いつものように作品の前情報をできるだけ得ずに観ました。映画に関しては僕はそのほうが好き。楽しめる。ただし、今回は情報ゼロどころか勘違いしてた。「ミリキタニ」という語感から、ギリシア人の話かなと予想してたら全く違った。なんとなくギリシア人の名前のような感じがしません? それと村上春樹の紀行本『遠い太鼓』で、ギリシアの島には「猫が多い」と書いてあったので、ギリシアのどこかの島(クレタ島とかの)猫の話かと思っていたのです。全然ちがいました。
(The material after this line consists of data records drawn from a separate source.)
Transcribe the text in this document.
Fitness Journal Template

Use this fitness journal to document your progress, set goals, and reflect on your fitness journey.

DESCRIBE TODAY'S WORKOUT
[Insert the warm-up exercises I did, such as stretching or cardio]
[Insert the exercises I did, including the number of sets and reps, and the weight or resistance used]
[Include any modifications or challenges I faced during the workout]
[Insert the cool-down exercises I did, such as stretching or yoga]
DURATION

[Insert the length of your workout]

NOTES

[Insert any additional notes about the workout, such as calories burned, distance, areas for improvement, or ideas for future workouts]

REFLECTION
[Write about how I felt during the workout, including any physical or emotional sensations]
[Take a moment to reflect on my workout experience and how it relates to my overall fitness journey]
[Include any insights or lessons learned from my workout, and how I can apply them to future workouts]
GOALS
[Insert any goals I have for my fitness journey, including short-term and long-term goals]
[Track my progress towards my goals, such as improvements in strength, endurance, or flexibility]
上映前の主催者の挨拶で、初めてこの作品が「ドキュメンタリー」だということを知り(最近、僕はドキュメンタリーづいてる。本来苦手なはずだったのに)、そしてこの映画が昨年か一昨年、「東京国際映画祭」で上映されたことを知りました。昨日の上映会の主催は「東京国際映画祭」の方たちで、上映前の挨拶に立った女性は、この映画に惚れ込み、映画祭での出品を熱望し、それが決まった際は「ガッツポーズをした」そうです。そして、ほんとにそのぐらい良くて、僕もまだ観てない人には観てもらいたいと思った、というのが観賞後の感想。今年観た映画の中でいちばんかも。
先日読んだばかりの友部正人さんの日記に、
6月15日(日)「ジミーさん、米寿」
今朝はセントラルパークで5マイルレースがありました。久しぶりに何人ものランニング友だちに会いました。
午後からは、映画「ミリキタニの猫」のジミー・ミリキタニさんの88歳の誕生日のお祝いが、彼の住む建物の娯楽室でありました。88歳とは思えないよく通る声で、「東京音頭」や戦前の歌謡曲を歌ってくれました。
という記述があり、それを読んだ数日後(木曜日)にこの上映会のご招待の話があったので、「うわ、偶然!」と思ったのです。そのときにはまだ「ミリキタニさん」=ギリシア人、と勝手に思っていたのだけど。
山口洋の昨年の日記にも、この映画についての記述があるんですよね。それでタイトルだけは記憶していました。『ミリキタニの猫』のプロデューサーのひとり、マサさんと山口洋は友だちだそうです。
というわけで、友部さんはミリキタニさんと直接の、山口洋はプロデューサーのマサさんと友だちだそうですが、昨日は映画の上映のあと、特別に、ニューヨークからのミリキタニさんの米寿のお祝いパーティの映像(残念ながら友部さんの姿は映ってなかった)と、マサさんのメッセージが流れて、すごく親近感を覚えました。観るべきタイミングで、観るべき映画だったのだと。
ここからは余談というか、前情報いらない人は読まなくていいところ。
ミリキタニさんは、カリフォルニア・サクラメント生まれの日系人でした。ニューヨークの路上でホームレスな生活をしながら日々、絵を描いてるアーティスト。第二次世界大戦中は、日系人ということだけの理由でツールレイクというところにある収容所に3年半拘束されていた。その出来事がミリキタニさんの暮らしを大きく変えてしまう。
この映画、すごく編集がいいです。ミリキタニさんを通して「歴史」が、「ピース」が伝わってくる。それに、監督がホントにミリキタニさんのことを好きなのが伝わってくる。でもベタベタしてない絶妙な編集。
ちなみに、ミリキタニさんが収容されていたツールレイクの収容所は、shing02が、ドキュメンタリー映画『DROPPIN' LYRICS』で「巡礼」した場所のはず。僕はこの映画も、まだ日本語字幕がない段階の試写を観に行ったのだ。